Superman fights for "truth and justice." Batman fights crime. Spider-Man fights his own landlord. Cowards, all of them. Not one dared to have an actual political program.
Then in 1969 Italy created Alan Ford, a satirical comic about a group of broke, incompetent secret agents operating out of a flower shop in New York. And inside it, they created the greatest character in superhero history:
SUPERCIUK.

By profession, a street sweeper. A man who spent his entire life cleaning up garbage and reached the only logical conclusion: the poor throw trash everywhere and make his life miserable, while the rich keep their streets clean and smell nice.
So he became a superhero with the most honest political program ever written:
HE STEALS FROM THE POOR AND GIVES TO THE RICH.

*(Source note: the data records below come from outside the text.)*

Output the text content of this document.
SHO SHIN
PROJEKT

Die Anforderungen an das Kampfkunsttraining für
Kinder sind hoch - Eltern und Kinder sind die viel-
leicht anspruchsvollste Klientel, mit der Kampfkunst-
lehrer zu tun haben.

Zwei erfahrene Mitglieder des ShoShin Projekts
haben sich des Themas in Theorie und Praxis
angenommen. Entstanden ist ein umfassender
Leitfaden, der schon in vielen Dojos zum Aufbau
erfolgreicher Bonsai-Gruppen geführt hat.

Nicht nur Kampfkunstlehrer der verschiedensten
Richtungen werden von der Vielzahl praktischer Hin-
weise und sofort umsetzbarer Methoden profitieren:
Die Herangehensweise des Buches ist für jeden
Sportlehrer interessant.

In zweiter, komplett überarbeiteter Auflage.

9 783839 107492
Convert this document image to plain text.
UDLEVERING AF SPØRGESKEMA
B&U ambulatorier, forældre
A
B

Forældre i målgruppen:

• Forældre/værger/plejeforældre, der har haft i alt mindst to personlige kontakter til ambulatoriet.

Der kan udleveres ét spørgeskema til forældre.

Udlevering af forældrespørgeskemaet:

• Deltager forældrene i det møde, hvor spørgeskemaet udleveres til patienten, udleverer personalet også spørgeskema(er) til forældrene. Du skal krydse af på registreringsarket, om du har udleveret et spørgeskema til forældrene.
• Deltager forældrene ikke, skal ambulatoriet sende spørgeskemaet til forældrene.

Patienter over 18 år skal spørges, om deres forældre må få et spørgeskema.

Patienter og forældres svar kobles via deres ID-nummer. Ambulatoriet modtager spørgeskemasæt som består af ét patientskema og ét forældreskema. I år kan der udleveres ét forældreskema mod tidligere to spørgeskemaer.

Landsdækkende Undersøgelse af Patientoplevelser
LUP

Robin Hood in reverse. And unlike every real government running the same policy, he ADMITS it. That alone puts him above half the finance ministers in history.
His superpowers? He drinks cheap wine and transforms. His weapon is his breath: one exhale of pure alcohol fumes drops a grown man at ten meters.
Batman needed billions. Superman needed an alien sun. Spider-Man needed a radioactive spider. Italy armed its hero with wine. Of course they did.
Technically, Superciuk is the villain of the comic. Ignore that. The man was such a strong character that when Alan Ford was exported to Yugoslavia and nobody cared for the first 24 issues, his debut in issue single-handedly turned the comic into a national religion. It stayed one of the best selling comics there for the next 50 years, in a country the authors weren't even writing for.
A "villain" so good he conquered an entire foreign country without firing a shot. Show me one Avenger with that resume.